Según cierta teoría será hipócrita la persona que le dice a usted alguna cosa con total impasibilidad, pero que luego no coincide con las verdades que usted encuentra en sus archivos elaborados con esmero. Sin embargo, según estas mismas mentes preclaras, no es hipócrita la persona que de manera enfermiza se dedica a bucear conversaciones ajenas, a acumularlas, mientras sigue como si nada hubiera pasado disfrutando de la hospitalidad de las víctimas incautas de sus aficiones ocultas. Un momento. ¿Pero el hipócrita no era el falso, el fingidor, el mentiroso?

Sí, en esta curiosa doctrina cualquiera aprecia una importante incoherencia argumental, siempre en beneficio particular. Se trata en el fondo de tranquilizar la conciencia, muy escocida y necesitada de apoyos. Es comprensible: los avatares de la vida suelen ser duros y la tergiversación de la realidad es una comprensible arma de supervivencia.

Así, quien desde su pedestal menosprecia a quien quiere ayudarle si no oye de su boca lo que espera oír, se encuentra en ocasiones ante la tentación de creerse sus reiteradas mentiras. Grave problema para su propia tranquilidad y, entre otras cosas, para conciliar bien el sueño.
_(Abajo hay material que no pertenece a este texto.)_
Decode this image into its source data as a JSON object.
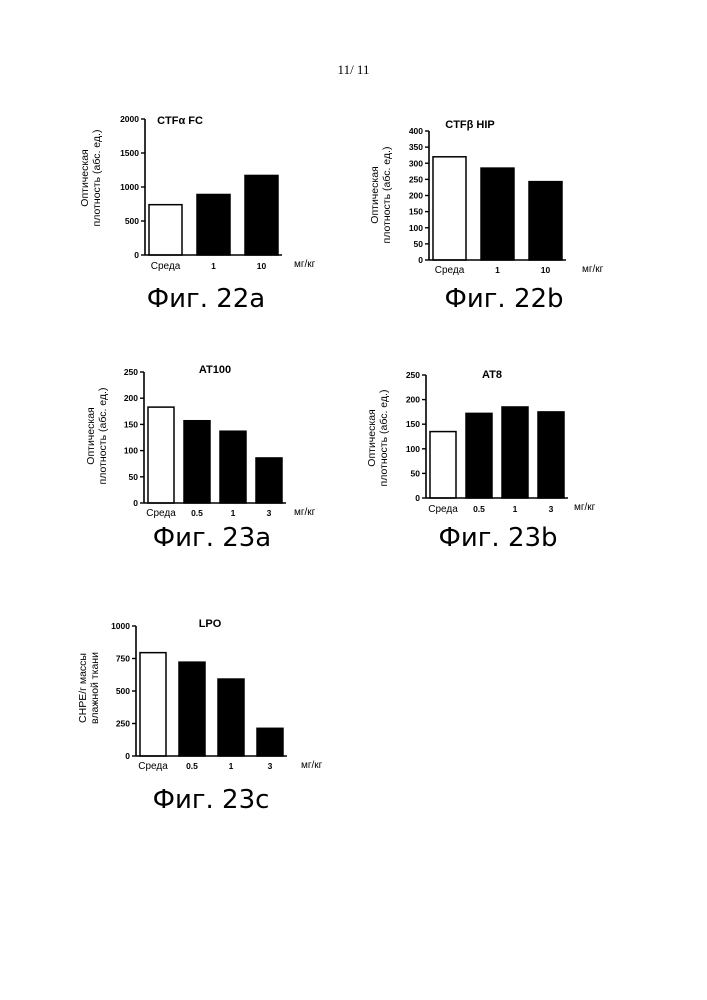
{
  "page_number": "11/ 11",
  "colors": {
    "vehicle_bar": "#ffffff",
    "dose_bar": "#000000",
    "axis": "#000000"
  },
  "chart_data": [
    {
      "id": "fig22a",
      "type": "bar",
      "title": "CTFα FC",
      "caption": "Фиг. 22a",
      "ylabel": "Оптическая плотность (абс. ед.)",
      "xunit": "мг/кг",
      "categories": [
        "Среда",
        "1",
        "10"
      ],
      "values": [
        740,
        890,
        1170
      ],
      "ylim": [
        0,
        2000
      ],
      "yticks": [
        0,
        500,
        1000,
        1500,
        2000
      ],
      "bar_fill": [
        "white",
        "black",
        "black"
      ]
    },
    {
      "id": "fig22b",
      "type": "bar",
      "title": "CTFβ HIP",
      "caption": "Фиг. 22b",
      "ylabel": "Оптическая плотность (абс. ед.)",
      "xunit": "мг/кг",
      "categories": [
        "Среда",
        "1",
        "10"
      ],
      "values": [
        320,
        285,
        243
      ],
      "ylim": [
        0,
        400
      ],
      "yticks": [
        0,
        50,
        100,
        150,
        200,
        250,
        300,
        350,
        400
      ],
      "bar_fill": [
        "white",
        "black",
        "black"
      ]
    },
    {
      "id": "fig23a",
      "type": "bar",
      "title": "AT100",
      "caption": "Фиг. 23a",
      "ylabel": "Оптическая плотность (абс. ед.)",
      "xunit": "мг/кг",
      "categories": [
        "Среда",
        "0.5",
        "1",
        "3"
      ],
      "values": [
        183,
        157,
        137,
        86
      ],
      "ylim": [
        0,
        250
      ],
      "yticks": [
        0,
        50,
        100,
        150,
        200,
        250
      ],
      "bar_fill": [
        "white",
        "black",
        "black",
        "black"
      ]
    },
    {
      "id": "fig23b",
      "type": "bar",
      "title": "AT8",
      "caption": "Фиг. 23b",
      "ylabel": "Оптическая плотность (абс. ед.)",
      "xunit": "мг/кг",
      "categories": [
        "Среда",
        "0.5",
        "1",
        "3"
      ],
      "values": [
        135,
        172,
        185,
        175
      ],
      "ylim": [
        0,
        250
      ],
      "yticks": [
        0,
        50,
        100,
        150,
        200,
        250
      ],
      "bar_fill": [
        "white",
        "black",
        "black",
        "black"
      ]
    },
    {
      "id": "fig23c",
      "type": "bar",
      "title": "LPO",
      "caption": "Фиг. 23c",
      "ylabel": "CHPE/г массы влажной ткани",
      "xunit": "мг/кг",
      "categories": [
        "Среда",
        "0.5",
        "1",
        "3"
      ],
      "values": [
        795,
        722,
        592,
        213
      ],
      "ylim": [
        0,
        1000
      ],
      "yticks": [
        0,
        250,
        500,
        750,
        1000
      ],
      "bar_fill": [
        "white",
        "black",
        "black",
        "black"
      ]
    }
  ]
}
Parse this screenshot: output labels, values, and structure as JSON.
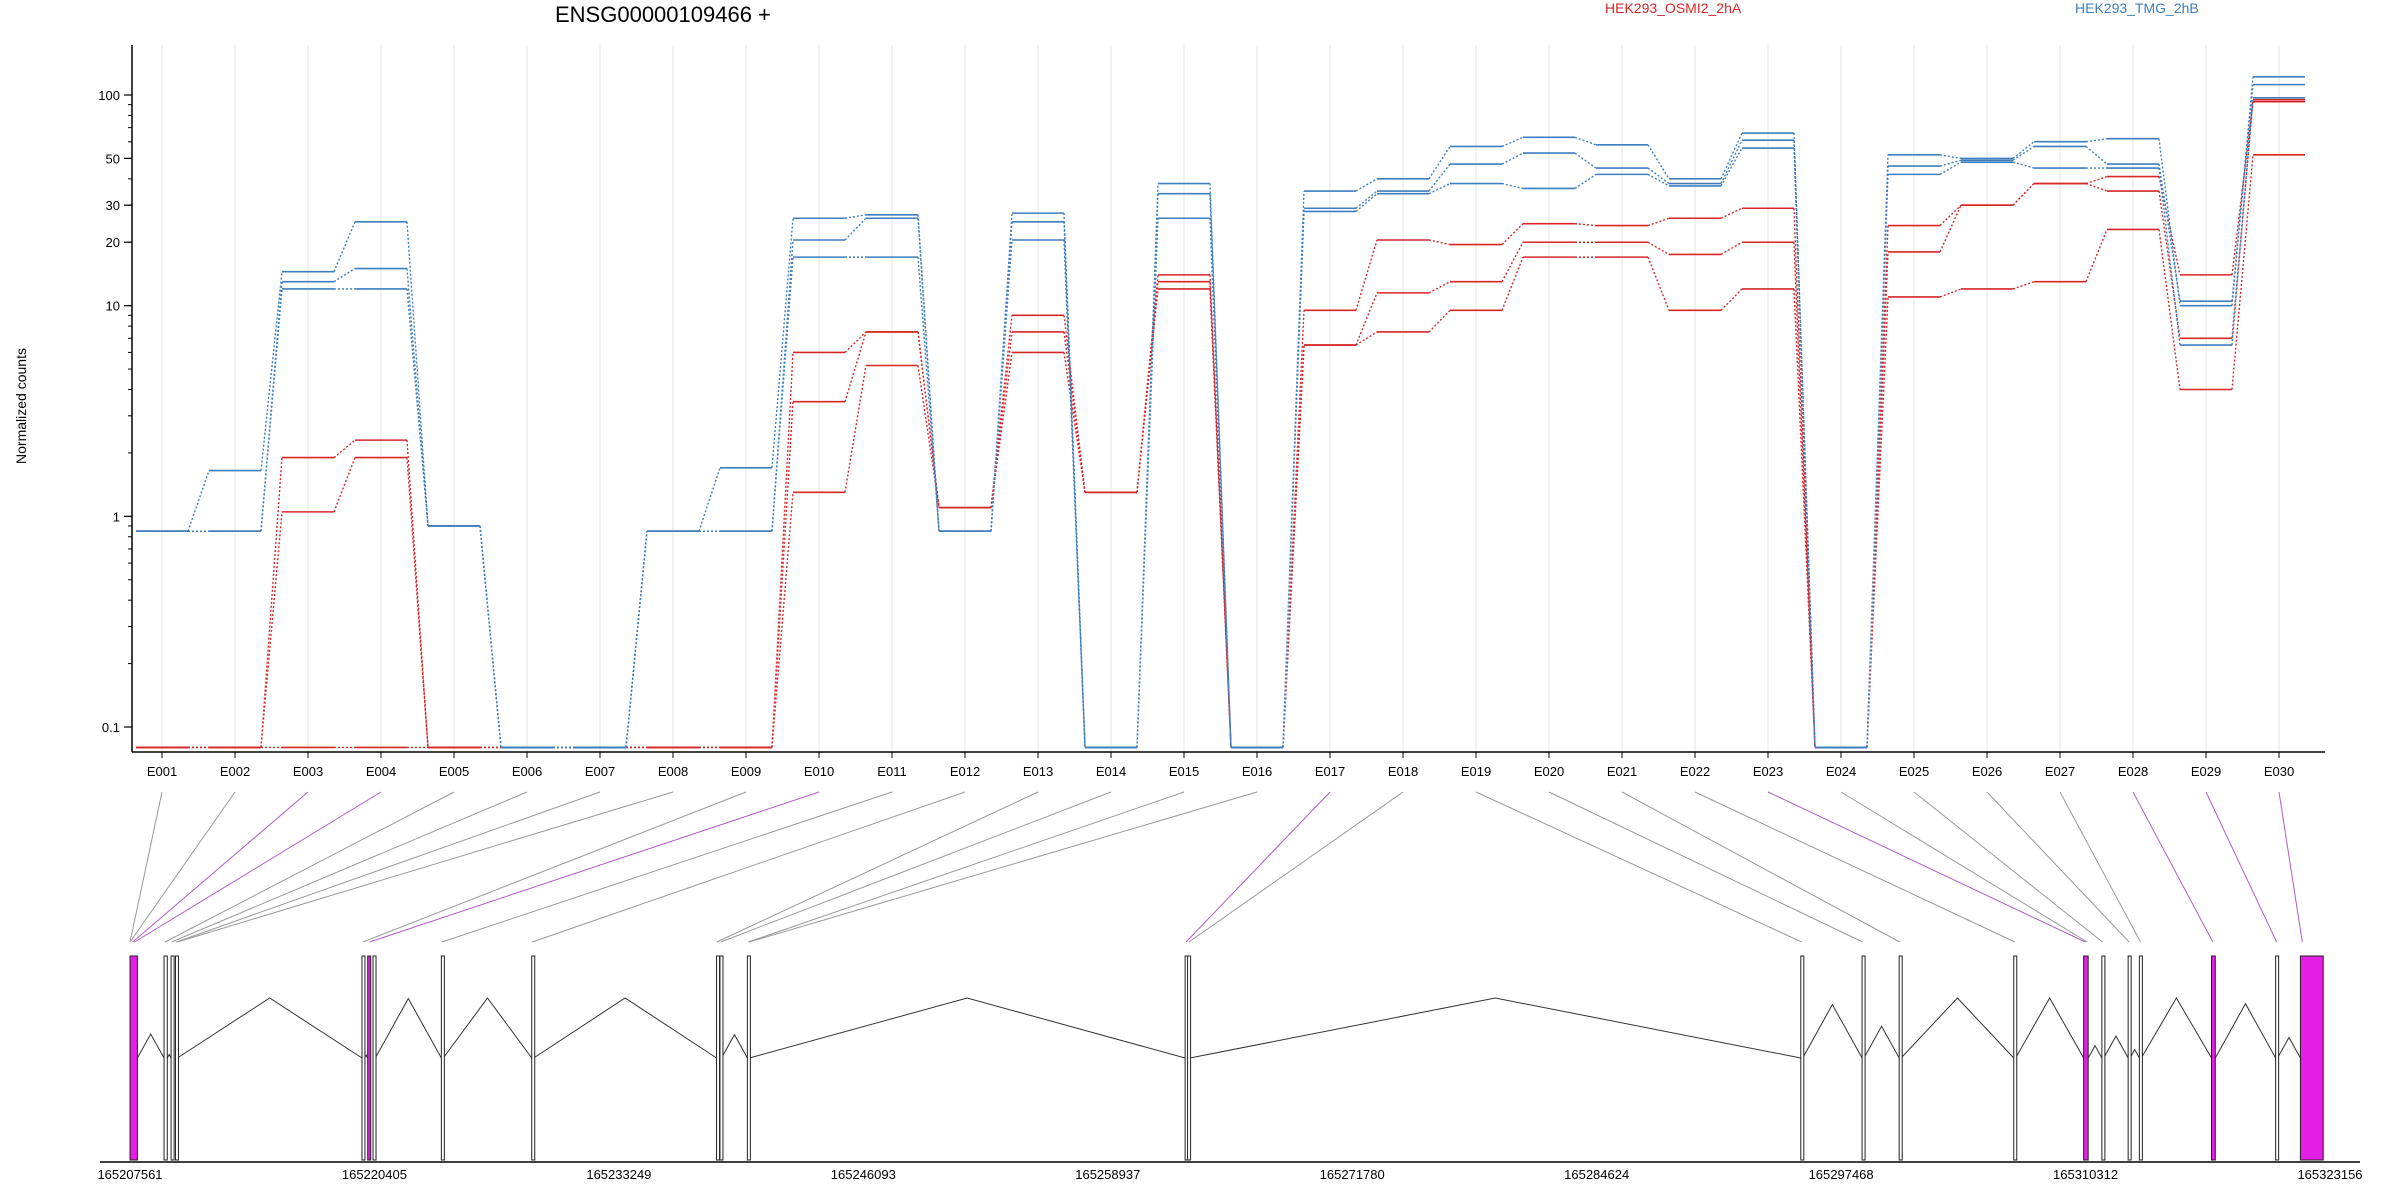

Se plantea como una estrategia de defensa de escasos vuelos, porque servirá para sentirse grande por unos momentos, pero luego, tras la desaparición del primer efecto, le dejará como estaba. O aún peor: enfrentada a su escasa altura ética.

Y es que en estos casos la entereza no es más que un castillo de naipes, en cuya base está un as, podrido y desvencijado, artificioso y simulado, que al menor soplo del aire se derrumba con estrépito y deja sólo en pie un amargo sabor a derrota, y la evidencia de que desde hace años navega a la deriva.

Lo infame es el orgullo mal entendido. La sensación de que el resto del mundo -bueno, el resto del mundo salvo papuchi- está equivocado. Que una no es capaz de errar aunque quisiera y que el haber hartado a los que están alrededor es sólo un efecto propio de haber tenido cerca a mala gente. Un mero problema de puntería al elegir a los amigos. Una verdadera lástima.